Japan’s foreign ministry said it was “taking the situation seriously.”
“We absolutely cannot accept the mis-sale of assets of Japanese companies,” Kenji Kanasugi, director general of Asia and Oceania at the foreign ministry, told Korea’s deputy ambassador by phone. South in Japan.
The sell orders will target the shares of Japanese companies in their South Korean joint ventures. The plaintiffs plan to sell 194,000 shares worth 970 million won ($ 832,139) that Nippon Steel owns in the POSCO-Nippon Steel RHF joint venture, a partnership known as PNR with the southern steelmaker. Korean Posco.

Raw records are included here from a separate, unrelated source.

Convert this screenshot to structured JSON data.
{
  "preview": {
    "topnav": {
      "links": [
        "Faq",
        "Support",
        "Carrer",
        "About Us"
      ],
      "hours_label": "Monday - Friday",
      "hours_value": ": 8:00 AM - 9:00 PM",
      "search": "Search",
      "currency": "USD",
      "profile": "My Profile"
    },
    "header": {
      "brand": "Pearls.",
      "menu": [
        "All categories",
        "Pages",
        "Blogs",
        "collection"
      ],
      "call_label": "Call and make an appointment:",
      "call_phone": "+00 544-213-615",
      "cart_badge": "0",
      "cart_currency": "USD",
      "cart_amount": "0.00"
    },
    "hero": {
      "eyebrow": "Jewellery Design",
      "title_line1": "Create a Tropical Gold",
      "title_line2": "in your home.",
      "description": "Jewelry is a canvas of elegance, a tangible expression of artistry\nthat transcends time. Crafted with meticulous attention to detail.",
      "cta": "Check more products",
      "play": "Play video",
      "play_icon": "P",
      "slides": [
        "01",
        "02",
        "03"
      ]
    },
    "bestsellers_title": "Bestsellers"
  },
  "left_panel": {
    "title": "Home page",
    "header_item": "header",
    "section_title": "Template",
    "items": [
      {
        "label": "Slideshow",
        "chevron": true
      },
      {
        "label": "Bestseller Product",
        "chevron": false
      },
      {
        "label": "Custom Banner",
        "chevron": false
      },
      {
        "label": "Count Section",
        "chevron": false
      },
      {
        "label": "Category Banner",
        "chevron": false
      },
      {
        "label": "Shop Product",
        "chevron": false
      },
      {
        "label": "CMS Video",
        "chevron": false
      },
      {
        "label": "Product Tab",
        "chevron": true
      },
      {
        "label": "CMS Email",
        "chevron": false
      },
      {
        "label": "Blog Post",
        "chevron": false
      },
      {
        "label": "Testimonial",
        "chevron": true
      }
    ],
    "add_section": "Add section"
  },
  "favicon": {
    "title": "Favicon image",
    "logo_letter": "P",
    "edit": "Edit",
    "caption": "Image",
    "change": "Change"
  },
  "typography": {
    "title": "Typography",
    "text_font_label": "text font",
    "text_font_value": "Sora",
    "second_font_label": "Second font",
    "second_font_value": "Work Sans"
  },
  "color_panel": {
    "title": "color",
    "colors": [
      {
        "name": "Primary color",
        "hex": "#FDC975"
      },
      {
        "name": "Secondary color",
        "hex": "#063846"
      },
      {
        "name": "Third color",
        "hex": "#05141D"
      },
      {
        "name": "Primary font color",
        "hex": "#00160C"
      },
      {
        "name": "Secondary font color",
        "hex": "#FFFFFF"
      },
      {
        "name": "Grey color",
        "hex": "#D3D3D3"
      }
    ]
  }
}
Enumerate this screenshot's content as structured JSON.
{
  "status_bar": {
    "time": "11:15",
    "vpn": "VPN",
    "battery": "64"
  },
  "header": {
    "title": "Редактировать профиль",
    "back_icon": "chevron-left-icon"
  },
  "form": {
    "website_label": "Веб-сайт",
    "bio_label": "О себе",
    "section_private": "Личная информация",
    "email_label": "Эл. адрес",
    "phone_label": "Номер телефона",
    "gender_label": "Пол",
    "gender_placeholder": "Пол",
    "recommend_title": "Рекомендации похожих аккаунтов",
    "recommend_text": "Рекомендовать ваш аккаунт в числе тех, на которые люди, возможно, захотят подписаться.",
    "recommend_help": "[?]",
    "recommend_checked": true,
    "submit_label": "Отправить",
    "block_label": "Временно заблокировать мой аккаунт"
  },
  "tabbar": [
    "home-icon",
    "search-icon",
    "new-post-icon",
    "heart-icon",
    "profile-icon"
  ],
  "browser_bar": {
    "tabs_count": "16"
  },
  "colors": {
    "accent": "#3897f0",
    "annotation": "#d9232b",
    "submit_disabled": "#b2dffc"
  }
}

“It is extremely regrettable that real damage can result from this” and “we will continue to react appropriately in consultation with the Japanese government,” said the Japanese steelmaker.
In October, the Supreme Court of South Korea ordered Nippon Steel to compensate four former wartime workers for 100 million won each, while Nachi-Fujikoshi was ordered to pay 80 million won to 100 million won. won each to more than a dozen workers or their survivors in a 2014 lower court ruling.
Although Nachi-Fujikoshi has yet to receive a decision on its final appeal, the machine builder held 76,000 shares worth 760 million won in South Korean joint venture Daesung Nachi Hydraulics, seized by court order. in March.
In addition to pursuing asset foreclosures, the victims filed additional lawsuits against Japanese companies. Former wartime workers asked courts in April to order Mitsubishi Heavy Industries to disclose its South Korean assets. The plaintiffs have already seized the Japanese company’s trademarks and patents but are looking for other seizable assets. The company could face restrictions on financial transactions in the country if it ignores the court order. The same request was made to Nippon Steel in March.
Kanasugi demanded that the South Korean government quickly deal with the series of wartime labor lawsuits, an issue Tokyo considers to have been resolved by a 1965 agreement. Seoul has not responded to the cases.
Tokyo has informed Seoul that it is exploring all possible options in response. “We will have to take retaliatory measures if this damages Japanese companies,” a government official said.